For the DImode and TImode, we don't generate efficient code, due to the test on BLKmode:
...
  /* For very wide vectors, try using a smaller vector mode.  */
  compute_type = type;
  if (TYPE_MODE (type) == BLKmode && op)
...
in expand_vector_operations_1(). For my target, which has a native addv2hi3 operator, also DImode/TImode can be considered a 'wide vector'.
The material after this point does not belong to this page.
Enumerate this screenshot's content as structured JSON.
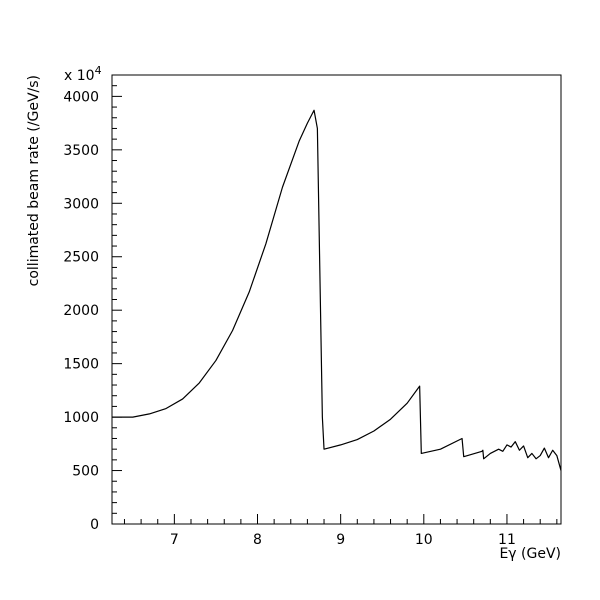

Using this patch, I also generate addv2hi3 for N=8/N=16: 
...
Index: tree-vect-generic.c
===================================================================
--- tree-vect-generic.c (revision 14)
+++ tree-vect-generic.c (working copy)
@@ -462,7 +462,7 @@
 
   /* For very wide vectors, try using a smaller vector mode.  */
   compute_type = type;
-  if (TYPE_MODE (type) == BLKmode && op)
+  if (op)
     {
       tree vector_compute_type
         = type_for_widest_vector_mode (TYPE_MODE (TREE_TYPE (type)), op,
...


Furthermore, I think this patch (in the style of expmed.c:extract_bit_field_1()) could be useful:
...
Index: tree-vect-generic.c
===================================================================
--- tree-vect-generic.c (revision 14)
+++ tree-vect-generic.c (working copy)
@@ -35,6 +35,7 @@
 #include "tree-pass.h"
 #include "flags.h"
 #include "ggc.h"
+#include "target.h"
 
 
 /* Build a constant of type TYPE, made of VALUE's bits replicated
@@ -369,6 +370,7 @@
   for (; mode != VOIDmode; mode = GET_MODE_WIDER_MODE (mode))
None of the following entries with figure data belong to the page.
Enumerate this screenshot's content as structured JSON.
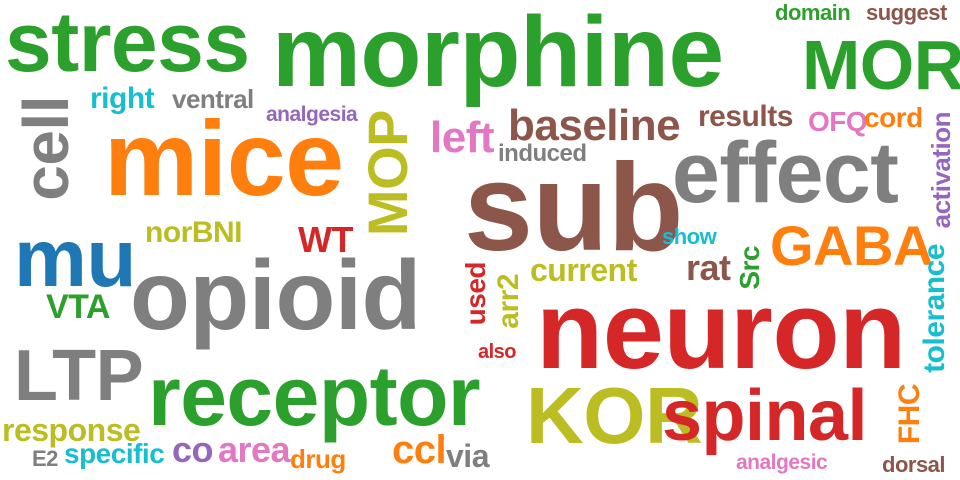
{
  "words": {
    "stress": "stress",
    "morphine": "morphine",
    "MOR": "MOR",
    "domain": "domain",
    "suggest": "suggest",
    "right": "right",
    "ventral": "ventral",
    "analgesia": "analgesia",
    "baseline": "baseline",
    "results": "results",
    "OFQ": "OFQ",
    "cord": "cord",
    "cell": "cell",
    "mice": "mice",
    "MOP": "MOP",
    "left": "left",
    "induced": "induced",
    "effect": "effect",
    "activation": "activation",
    "sub": "sub",
    "mu": "mu",
    "norBNI": "norBNI",
    "WT": "WT",
    "show": "show",
    "GABA": "GABA",
    "tolerance": "tolerance",
    "opioid": "opioid",
    "rat": "rat",
    "Src": "Src",
    "current": "current",
    "used": "used",
    "arr2": "arr2",
    "VTA": "VTA",
    "neuron": "neuron",
    "LTP": "LTP",
    "also": "also",
    "receptor": "receptor",
    "KOR": "KOR",
    "spinal": "spinal",
    "FHC": "FHC",
    "response": "response",
    "E2": "E2",
    "specific": "specific",
    "co": "co",
    "area": "area",
    "drug": "drug",
    "ccl": "ccl",
    "via": "via",
    "analgesic": "analgesic",
    "dorsal": "dorsal"
  },
  "colors": {
    "green": "#2ca02c",
    "orange": "#ff7f0e",
    "gray": "#7f7f7f",
    "brown": "#8c564b",
    "red": "#d62728",
    "olive": "#bcbd22",
    "pink": "#e377c2",
    "cyan": "#17becf",
    "purple": "#9467bd",
    "blue": "#1f77b4"
  }
}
     if (GET_MODE_INNER (mode) == inner_mode
         && GET_MODE_NUNITS (mode) > best_nunits
+       && targetm.vector_mode_supported_p(mode)
        && optab_handler (op, mode)->insn_code != CODE_FOR_nothing)
       best_mode = mode, best_nunits = GET_MODE_NUNITS (mode);
...
It automatically disables a addv4hi3 if v4hi is disabled in TARGET_VECTOR_MODE_SUPPORTED_P.
Comment 1 Richard Biener 2009-06-29 15:40:05 UTC
Good observations.  Patches should be sent to gcc-patches@gcc.gnu.org together
with a changelog entry following existing practice and a note how you tested
the patch.  See gcc.gnu.org/contribute.html.